On my customer’s busy DCs we can’t let the collection run too long, otherwise there’s a chance a report can never be generated so our plan is to stop and start the DCS once an hour. The built in scheduler on the DCS properties isn’t that great so we’ll use Task Manager instead.  We created a small batch file with these commands:
logman.exe stop AD_DCS_NoReport
logman.exe start AD_DCS_NoReport
Then we created a task that ran under the SYSTEM account that ran that batch file once an hour.

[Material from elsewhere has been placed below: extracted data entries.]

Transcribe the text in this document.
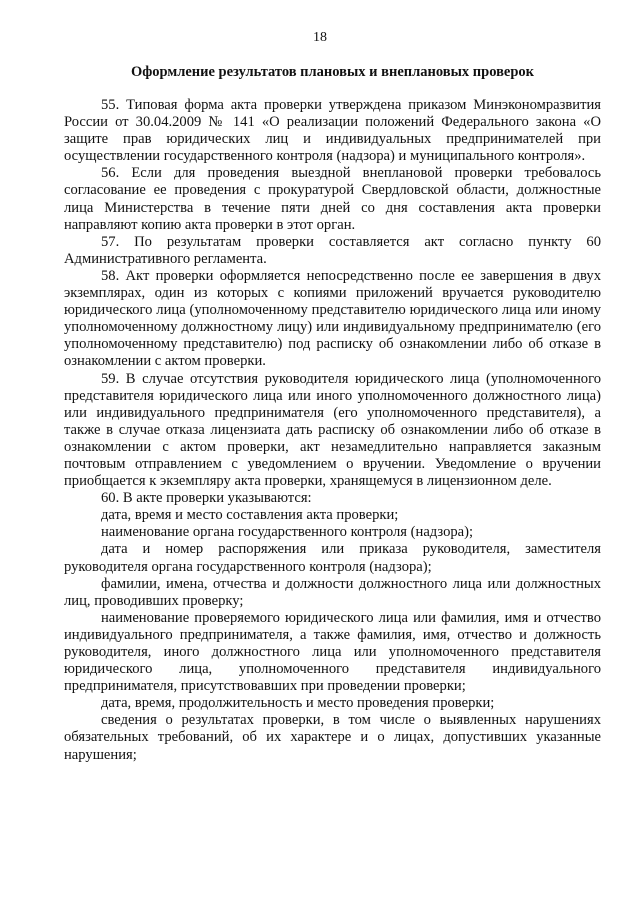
18
Оформление результатов плановых и внеплановых проверок

55. Типовая форма акта проверки утверждена приказом Минэкономразвития России от 30.04.2009 № 141 «О реализации положений Федерального закона «О защите прав юридических лиц и индивидуальных предпринимателей при осуществлении государственного контроля (надзора) и муниципального контроля».

56. Если для проведения выездной внеплановой проверки требовалось согласование ее проведения с прокуратурой Свердловской области, должностные лица Министерства в течение пяти дней со дня составления акта проверки направляют копию акта проверки в этот орган.

57. По результатам проверки составляется акт согласно пункту 60 Административного регламента.

58. Акт проверки оформляется непосредственно после ее завершения в двух экземплярах, один из которых с копиями приложений вручается руководителю юридического лица (уполномоченному представителю юридического лица или иному уполномоченному должностному лицу) или индивидуальному предпринимателю (его уполномоченному представителю) под расписку об ознакомлении либо об отказе в ознакомлении с актом проверки.

59. В случае отсутствия руководителя юридического лица (уполномоченного представителя юридического лица или иного уполномоченного должностного лица) или индивидуального предпринимателя (его уполномоченного представителя), а также в случае отказа лицензиата дать расписку об ознакомлении либо об отказе в ознакомлении с актом проверки, акт незамедлительно направляется заказным почтовым отправлением с уведомлением о вручении. Уведомление о вручении приобщается к экземпляру акта проверки, хранящемуся в лицензионном деле.

60. В акте проверки указываются:

дата, время и место составления акта проверки;

наименование органа государственного контроля (надзора);

дата и номер распоряжения или приказа руководителя, заместителя руководителя органа государственного контроля (надзора);

фамилии, имена, отчества и должности должностного лица или должностных лиц, проводивших проверку;

наименование проверяемого юридического лица или фамилия, имя и отчество индивидуального предпринимателя, а также фамилия, имя, отчество и должность руководителя, иного должностного лица или уполномоченного представителя юридического лица, уполномоченного представителя индивидуального предпринимателя, присутствовавших при проведении проверки;

дата, время, продолжительность и место проведения проверки;

сведения о результатах проверки, в том числе о выявленных нарушениях обязательных требований, об их характере и о лицах, допустивших указанные нарушения;
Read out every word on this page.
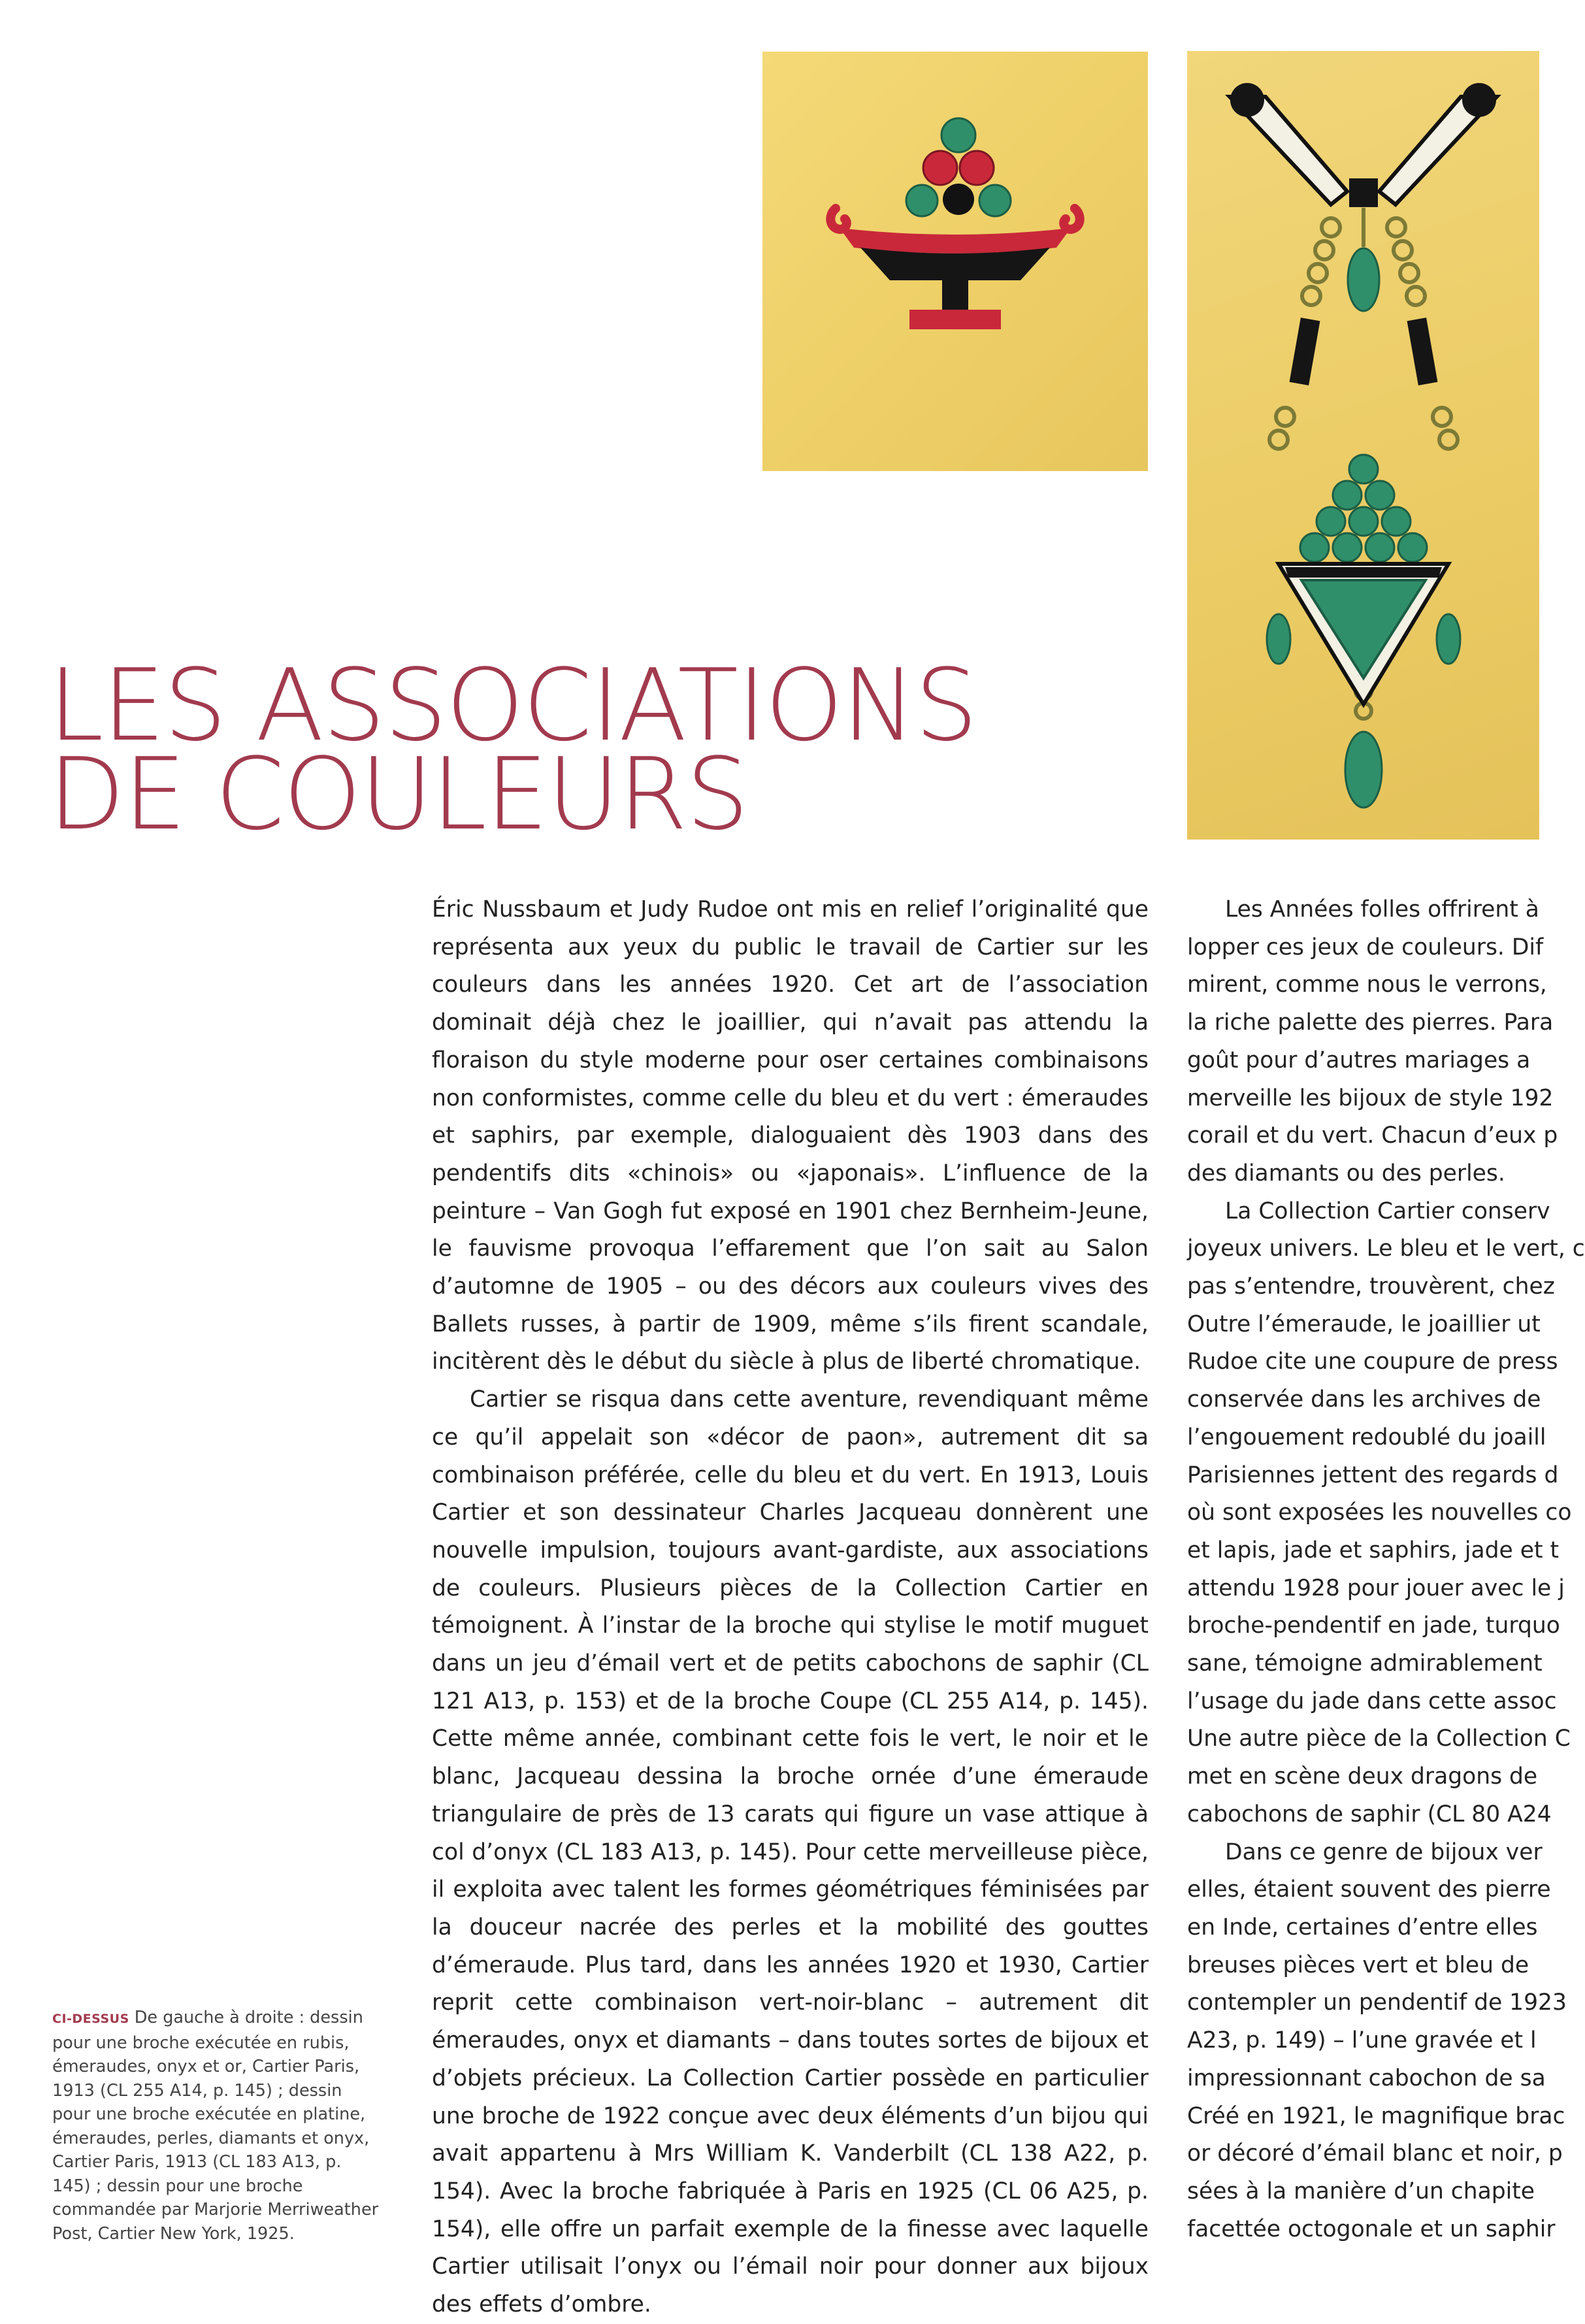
LES ASSOCIATIONS
DE COULEURS

Éric Nussbaum et Judy Rudoe ont mis en relief l’originalité que représenta aux yeux du public le travail de Cartier sur les couleurs dans les années 1920. Cet art de l’association dominait déjà chez le joaillier, qui n’avait pas attendu la floraison du style moderne pour oser certaines combinaisons non conformistes, comme celle du bleu et du vert : émeraudes et saphirs, par exemple, dialoguaient dès 1903 dans des pendentifs dits «chinois» ou «japonais». L’influence de la peinture – Van Gogh fut exposé en 1901 chez Bernheim-Jeune, le fauvisme provoqua l’effarement que l’on sait au Salon d’automne de 1905 – ou des décors aux couleurs vives des Ballets russes, à partir de 1909, même s’ils firent scandale, incitèrent dès le début du siècle à plus de liberté chromatique.

Cartier se risqua dans cette aventure, revendiquant même ce qu’il appelait son «décor de paon», autrement dit sa combinaison préférée, celle du bleu et du vert. En 1913, Louis Cartier et son dessinateur Charles Jacqueau donnèrent une nouvelle impulsion, toujours avant-gardiste, aux associations de couleurs. Plusieurs pièces de la Collection Cartier en témoignent. À l’instar de la broche qui stylise le motif muguet dans un jeu d’émail vert et de petits cabochons de saphir (CL 121 A13, p. 153) et de la broche Coupe (CL 255 A14, p. 145). Cette même année, combinant cette fois le vert, le noir et le blanc, Jacqueau dessina la broche ornée d’une émeraude triangulaire de près de 13 carats qui figure un vase attique à col d’onyx (CL 183 A13, p. 145). Pour cette merveilleuse pièce, il exploita avec talent les formes géométriques féminisées par la douceur nacrée des perles et la mobilité des gouttes d’émeraude. Plus tard, dans les années 1920 et 1930, Cartier reprit cette combinaison vert-noir-blanc – autrement dit émeraudes, onyx et diamants – dans toutes sortes de bijoux et d’objets précieux. La Collection Cartier possède en particulier une broche de 1922 conçue avec deux éléments d’un bijou qui avait appartenu à Mrs William K. Vanderbilt (CL 138 A22, p. 154). Avec la broche fabriquée à Paris en 1925 (CL 06 A25, p. 154), elle offre un parfait exemple de la finesse avec laquelle Cartier utilisait l’onyx ou l’émail noir pour donner aux bijoux des effets d’ombre.

Les Années folles offrirent à
lopper ces jeux de couleurs. Dif
mirent, comme nous le verrons,
la riche palette des pierres. Para
goût pour d’autres mariages a
merveille les bijoux de style 192
corail et du vert. Chacun d’eux p
des diamants ou des perles.
La Collection Cartier conserv
joyeux univers. Le bleu et le vert, c
pas s’entendre, trouvèrent, chez
Outre l’émeraude, le joaillier ut
Rudoe cite une coupure de press
conservée dans les archives de
l’engouement redoublé du joaill
Parisiennes jettent des regards d
où sont exposées les nouvelles co
et lapis, jade et saphirs, jade et t
attendu 1928 pour jouer avec le j
broche-pendentif en jade, turquo
sane, témoigne admirablement
l’usage du jade dans cette assoc
Une autre pièce de la Collection C
met en scène deux dragons de
cabochons de saphir (CL 80 A24
Dans ce genre de bijoux ver
elles, étaient souvent des pierre
en Inde, certaines d’entre elles
breuses pièces vert et bleu de
contempler un pendentif de 1923
A23, p. 149) – l’une gravée et l
impressionnant cabochon de sa
Créé en 1921, le magnifique brac
or décoré d’émail blanc et noir, p
sées à la manière d’un chapite
facettée octogonale et un saphir
CI-DESSUS De gauche à droite : dessin pour une broche exécutée en rubis, émeraudes, onyx et or, Cartier Paris, 1913 (CL 255 A14, p. 145) ; dessin pour une broche exécutée en platine, émeraudes, perles, diamants et onyx, Cartier Paris, 1913 (CL 183 A13, p. 145) ; dessin pour une broche commandée par Marjorie Merriweather Post, Cartier New York, 1925.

After the event reoccurred, we knew what collection set the data should be in, so we needed to generate a report for that particular 1 hour block, which we have to do manually. In each DCS collection folder, you should see four files: Active Directory.etl, AD Registry.xml, NtKernel.etl and Performance Counter.blg. There is a fifth file that we need to generate the report. We will manually create it. Create a new text file in the folder called reportdefinition.txt. In that text file, add the following XML and save it.
<Report name="wpdcAdvisor" version="1" threshold="9999"><Import file="%systemroot%\pla\reports\Report.System.Common.xml"/><Import file="%systemroot%\pla\reports\Report.System.Summary.xml"/><Import file="%systemroot%\pla\reports\Report.System.Performance.xml"/><Import file="%systemroot%\pla\reports\Report.System.CPU.xml"/><Import file="%systemroot%\pla\reports\Report.System.Network.xml"/><Import file="%systemroot%\pla\reports\Report.System.Disk.xml"/><Import file="%systemroot%\pla\reports\Report.System.Memory.xml"/><Import file="%systemroot%\pla\reports\Report.System.Configuration.xml"/><Import file="%systemroot%\pla\Reports\Report.AD.xml"/></Report>
You may recognize that these are the same files that show up in the XML that we edited.

Finally, execute the following command line from within the capture directory you want to use for the report.
tracerpt.exe *.blg *.etl -df reportdefinition.txt -report report.html -f html
If everything went right, you should end up with a normal DCS diagnostic report that you can review which covers the time period from when the event occurred.

As a neat trick, if you need to see more than the top 25 items that the report defaults to, you can run the following command to get full XML output:
tracerpt.exe –lr "Active Directory.etl"
For additional reading on similar issues that led me to this solution, I offer up the Canberry PFE team blog Issues with Perfmon reporting - Turning ETL into HTML, the Directory Services Team blog Are your DCs too busy to be monitored?: AD Data Collector Set solutions for long report compile times or report data deletion and the Core Infrastructure and Security blog Taming Perfmon: Data Collector Sets.